JOURNALIST:  Analysis today shows that private schools will be more heavily funded than government schools within four years based on current spending in Labor's plans. Is that the right balance? Does change need to be made in that time period?

SHORTEN: I am not going to go down the divisive path of pitting non-government schools against government schools. But what I can say to parents in Australia, regardless of where you send your children, we will fund the schools according to need. We’ve done the homework. We've got the evidence. The jury has come back with a verdict. We have worked out what needs to be done to properly resource our schools. We have done our homework over the last year and a half how we pay for these measures. We will make sure that children, whether or not they go to a non-government school in the bush or a big government school in the city, we will make sure that kids get it funded according to need and we do this because we actually think that the taxpayers of Australia who pay their taxes to Canberra have a reasonable and legitimate expectation that they will see some of those taxes come back in the form of ext ra resources for their kids at school. And what I also have to make clear is remember what Mr Turnbull said, he said that in a perfect world that the Commonwealth government wouldn't even fund government schools. If you want to see a real menace to government schools in Australia, have a look at the Liberal Party of Australia.

JOURNALIST:  Your Labor candidate for the seat of Swan has suggested scrapping Australia Day and having it instead on Wattle day. Where does Labor stand on Australia day? Should it remain on the same day or should it be switched to another day? 

SHORTEN: We support Australia Day being on 26 January.

JOURNALIST: We have seen more of your candidates suggest they have an issue with your asylum seeker policy. Have you personally reached down to them in a bid to change their minds or do you plan to lobby them and convince them that your way is the right way?

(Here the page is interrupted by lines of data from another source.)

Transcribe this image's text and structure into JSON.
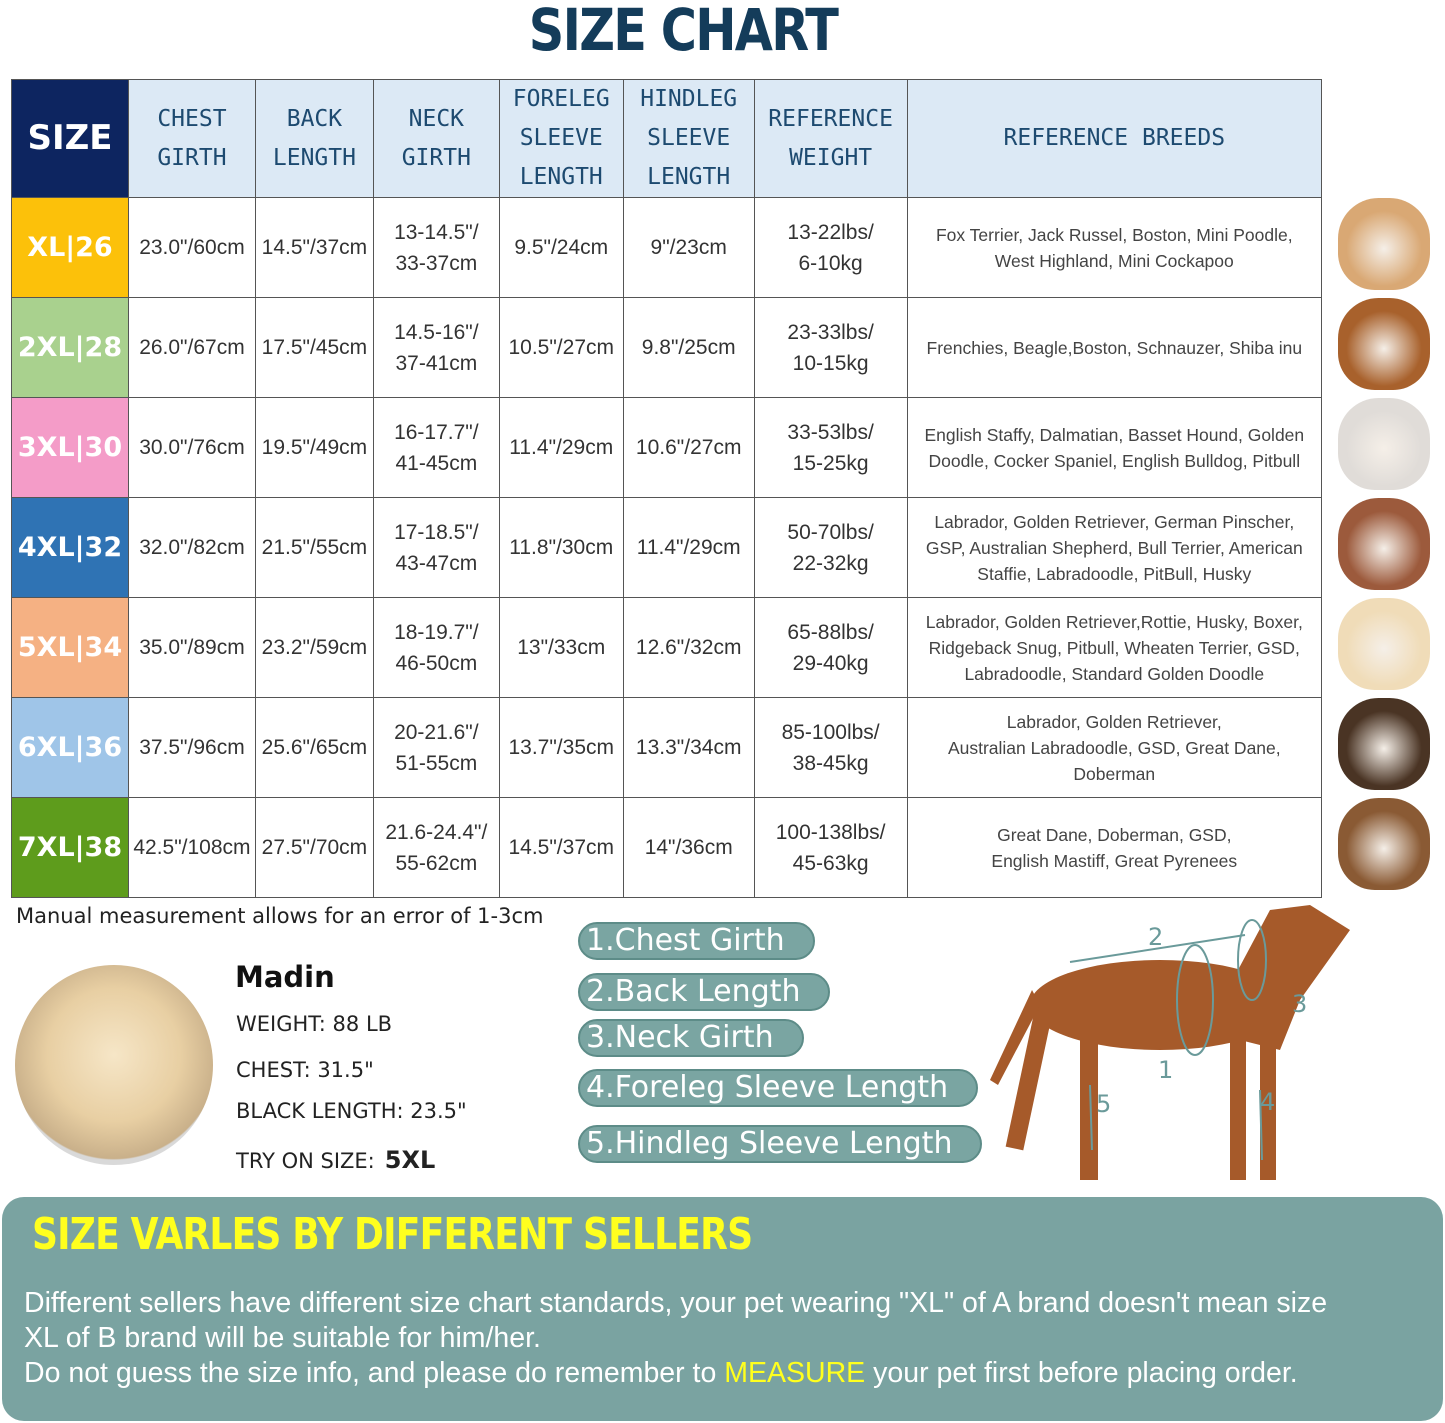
{
  "title": "SIZE CHART",
  "table": {
    "headers": [
      "SIZE",
      "CHEST\nGIRTH",
      "BACK\nLENGTH",
      "NECK\nGIRTH",
      "FORELEG\nSLEEVE\nLENGTH",
      "HINDLEG\nSLEEVE\nLENGTH",
      "REFERENCE\nWEIGHT",
      "REFERENCE  BREEDS"
    ],
    "rows": [
      {
        "size": "XL|26",
        "color": "#fcc10a",
        "chest": "23.0\"/60cm",
        "back": "14.5\"/37cm",
        "neck": "13-14.5\"/\n33-37cm",
        "foreleg": "9.5\"/24cm",
        "hindleg": "9\"/23cm",
        "weight": "13-22lbs/\n6-10kg",
        "breeds": "Fox Terrier, Jack Russel, Boston, Mini Poodle,\nWest Highland, Mini Cockapoo",
        "dog": "#d9a874"
      },
      {
        "size": "2XL|28",
        "color": "#a9d18e",
        "chest": "26.0\"/67cm",
        "back": "17.5\"/45cm",
        "neck": "14.5-16\"/\n37-41cm",
        "foreleg": "10.5\"/27cm",
        "hindleg": "9.8\"/25cm",
        "weight": "23-33lbs/\n10-15kg",
        "breeds": "Frenchies, Beagle,Boston, Schnauzer, Shiba inu",
        "dog": "#a8612c"
      },
      {
        "size": "3XL|30",
        "color": "#f49cc8",
        "chest": "30.0\"/76cm",
        "back": "19.5\"/49cm",
        "neck": "16-17.7\"/\n41-45cm",
        "foreleg": "11.4\"/29cm",
        "hindleg": "10.6\"/27cm",
        "weight": "33-53lbs/\n15-25kg",
        "breeds": "English Staffy, Dalmatian, Basset Hound, Golden\nDoodle, Cocker Spaniel, English Bulldog, Pitbull",
        "dog": "#e0dcd8"
      },
      {
        "size": "4XL|32",
        "color": "#2f73b4",
        "chest": "32.0\"/82cm",
        "back": "21.5\"/55cm",
        "neck": "17-18.5\"/\n43-47cm",
        "foreleg": "11.8\"/30cm",
        "hindleg": "11.4\"/29cm",
        "weight": "50-70lbs/\n22-32kg",
        "breeds": "Labrador, Golden Retriever, German Pinscher,\nGSP, Australian Shepherd, Bull Terrier, American\nStaffie, Labradoodle, PitBull, Husky",
        "dog": "#9c5a3c"
      },
      {
        "size": "5XL|34",
        "color": "#f5b183",
        "chest": "35.0\"/89cm",
        "back": "23.2\"/59cm",
        "neck": "18-19.7\"/\n46-50cm",
        "foreleg": "13\"/33cm",
        "hindleg": "12.6\"/32cm",
        "weight": "65-88lbs/\n29-40kg",
        "breeds": "Labrador, Golden Retriever,Rottie, Husky, Boxer,\nRidgeback Snug, Pitbull, Wheaten Terrier, GSD,\nLabradoodle,  Standard Golden Doodle",
        "dog": "#f0dcb8"
      },
      {
        "size": "6XL|36",
        "color": "#9fc5e8",
        "chest": "37.5\"/96cm",
        "back": "25.6\"/65cm",
        "neck": "20-21.6\"/\n51-55cm",
        "foreleg": "13.7\"/35cm",
        "hindleg": "13.3\"/34cm",
        "weight": "85-100lbs/\n38-45kg",
        "breeds": "Labrador, Golden Retriever,\nAustralian Labradoodle, GSD, Great Dane,\nDoberman",
        "dog": "#4a3424"
      },
      {
        "size": "7XL|38",
        "color": "#5e9c1c",
        "chest": "42.5\"/108cm",
        "back": "27.5\"/70cm",
        "neck": "21.6-24.4\"/\n55-62cm",
        "foreleg": "14.5\"/37cm",
        "hindleg": "14\"/36cm",
        "weight": "100-138lbs/\n45-63kg",
        "breeds": "Great Dane, Doberman, GSD,\nEnglish Mastiff, Great Pyrenees",
        "dog": "#8a5a34"
      }
    ]
  },
  "note": "Manual measurement allows for an error of 1-3cm",
  "example": {
    "name": "Madin",
    "weight": "WEIGHT: 88 LB",
    "chest": "CHEST: 31.5\"",
    "back": "BLACK LENGTH: 23.5\"",
    "try_label": "TRY ON SIZE:",
    "try_value": "5XL"
  },
  "measurements": [
    "1.Chest Girth",
    "2.Back Length",
    "3.Neck Girth",
    "4.Foreleg Sleeve Length",
    "5.Hindleg Sleeve Length"
  ],
  "diagram_labels": [
    "1",
    "2",
    "3",
    "4",
    "5"
  ],
  "banner": {
    "title": "SIZE VARLES BY DIFFERENT SELLERS",
    "line1": "Different sellers have different size chart standards, your pet wearing \"XL\" of A brand doesn't mean size",
    "line2": " XL of B brand will be suitable for him/her.",
    "line3_pre": "Do not guess the size info, and please do remember to ",
    "line3_hl": "MEASURE",
    "line3_post": " your pet first before placing order."
  },
  "colors": {
    "title": "#143c5a",
    "header_bg": "#dce9f5",
    "size_header_bg": "#0d2560",
    "banner_bg": "#7aa3a1",
    "banner_highlight": "#ffff1e",
    "pill_bg": "#7aa5a2"
  }
}
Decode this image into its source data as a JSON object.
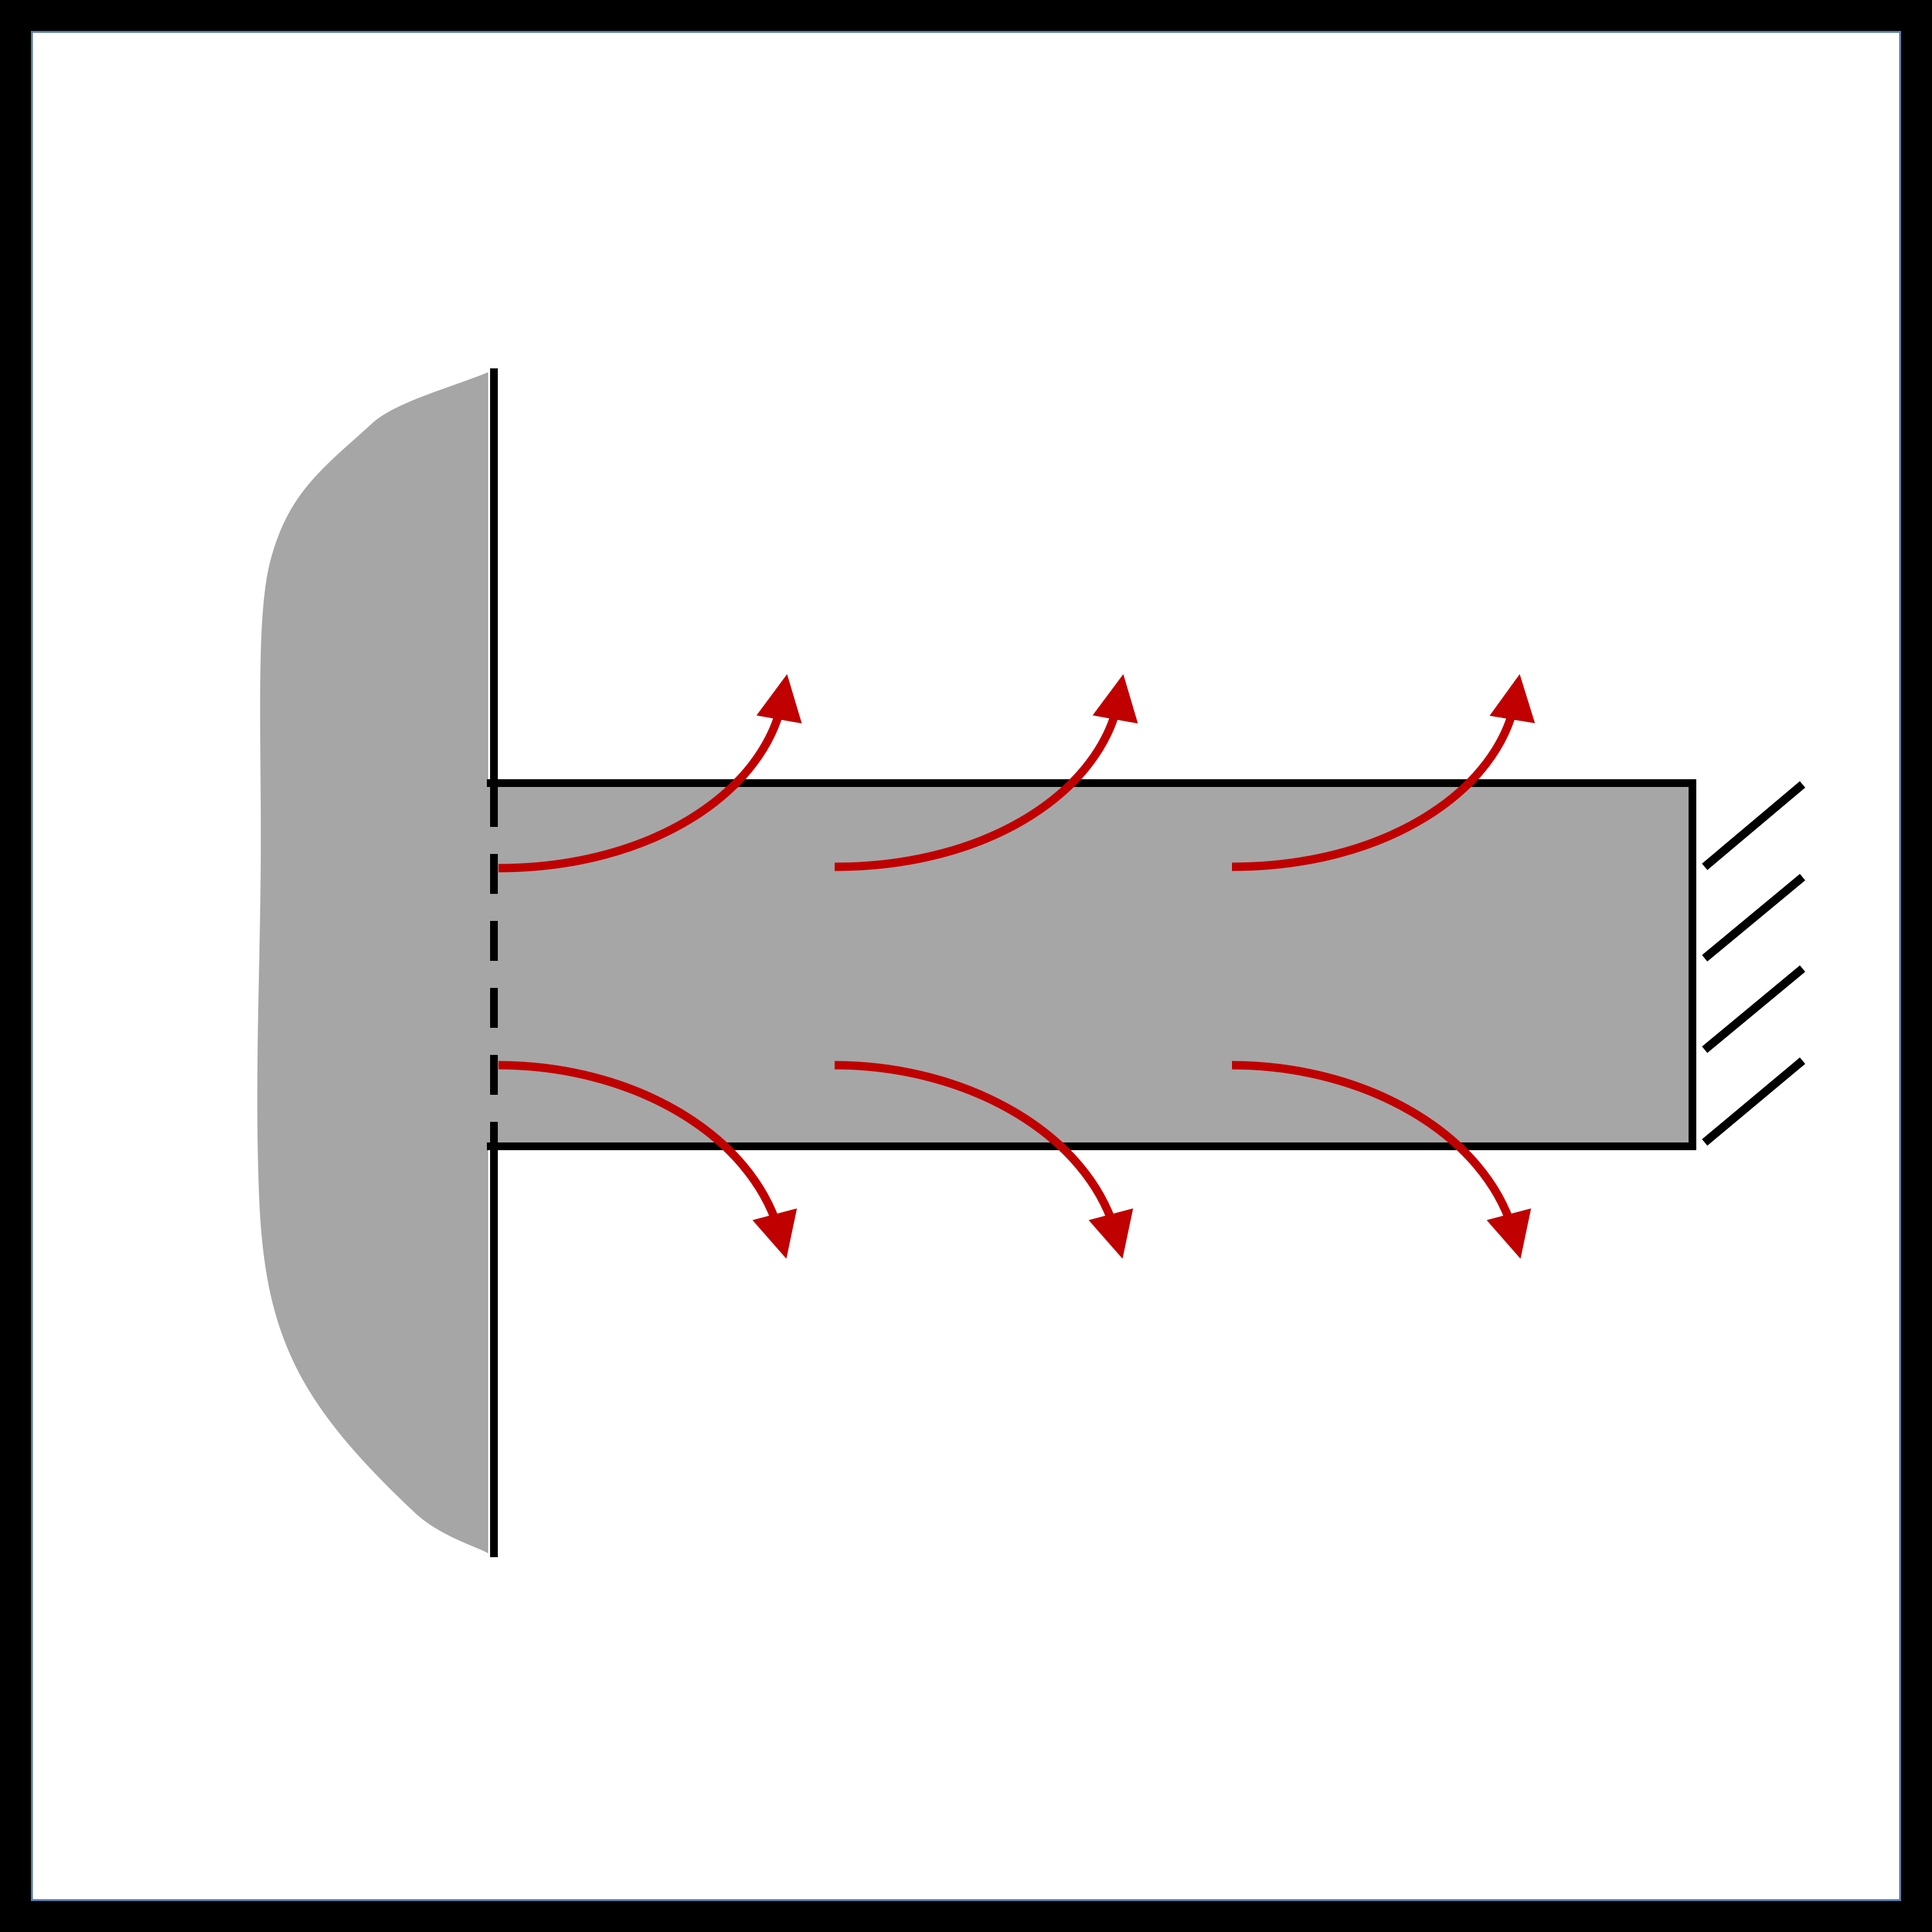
{
  "figure": {
    "description_free": true,
    "colors": {
      "frame": "#000000",
      "background": "#ffffff",
      "inner_border": "#5b7fb0",
      "body_fill": "#a6a6a6",
      "outline": "#000000",
      "flow_arrows": "#c00000"
    },
    "elements": {
      "reservoir": {
        "icon": "reservoir-blob"
      },
      "wall": {
        "icon": "boundary-wall"
      },
      "perforated_boundary": {
        "icon": "dashed-interface"
      },
      "fin": {
        "icon": "rectangular-fin"
      },
      "fixed_support": {
        "icon": "hatched-wall-support",
        "hatch_count": 4
      },
      "flow_arrows": {
        "icon": "curved-arrow",
        "count_up": 3,
        "count_down": 3
      }
    }
  }
}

SHORTEN: I think you actually see more of my candidates full stop. I don't know how Mr Turnbull is going showing up with his candidates. More seriously, the Labor Party went through this issue openly and transparently at our National Conference and I won the argument and the Labor Party policy is very clear. What Mr Turnbull wants is the sort of issues you are raising. He wants us not to talk about Medicare. He wants us not to talk about properly funding our schools. He doesn't want us talking about Australian jobs. It is very clear their campaign of deceit and lies will be seen for what it is. The Labor Party policy is settled and I lead my party, and I am in step with my party. We can't say that about Mr Turnbull and so many of the policy backflips he has had with his party. The truth of the matter is that, since Malcolm Turnbull got elected, he has turned into someone who has changed a lot of the views he said before he got elected: marriage equality, climate change, and he's also in the past talked about the excesses of negative gearing. Mr Turnbull is a captive of his party, I lead my party. Last question.

JOURNALIST: Scott Morrison and Malcolm Turnbull say this is money you can't afford. How can you guarantee this is not just reckless spending?

SHORTEN: Great question because it's another disinformation campaign from the Government. On Budget night our hapless Treasurer announced $50 billion in tax cuts for business, in particular big business. And we say instead of spending that $50 billion we would spend $12 billion on unfreezing the Medicare rebates because I believe in bulk-billing, I believe in saving Medicare, as I've said, there is a clear choice in this election: You can either have a Prime Minister who doesn't back the health of Australians, or you can have a Labor Party who is committed to defending bulk-billing, defending Medicare and giving a fair go to the frontline of our medical services, our great GPs of Australia and on that note I would like to wish everyone a happy World Family Doctor Day and I will see you at the next event.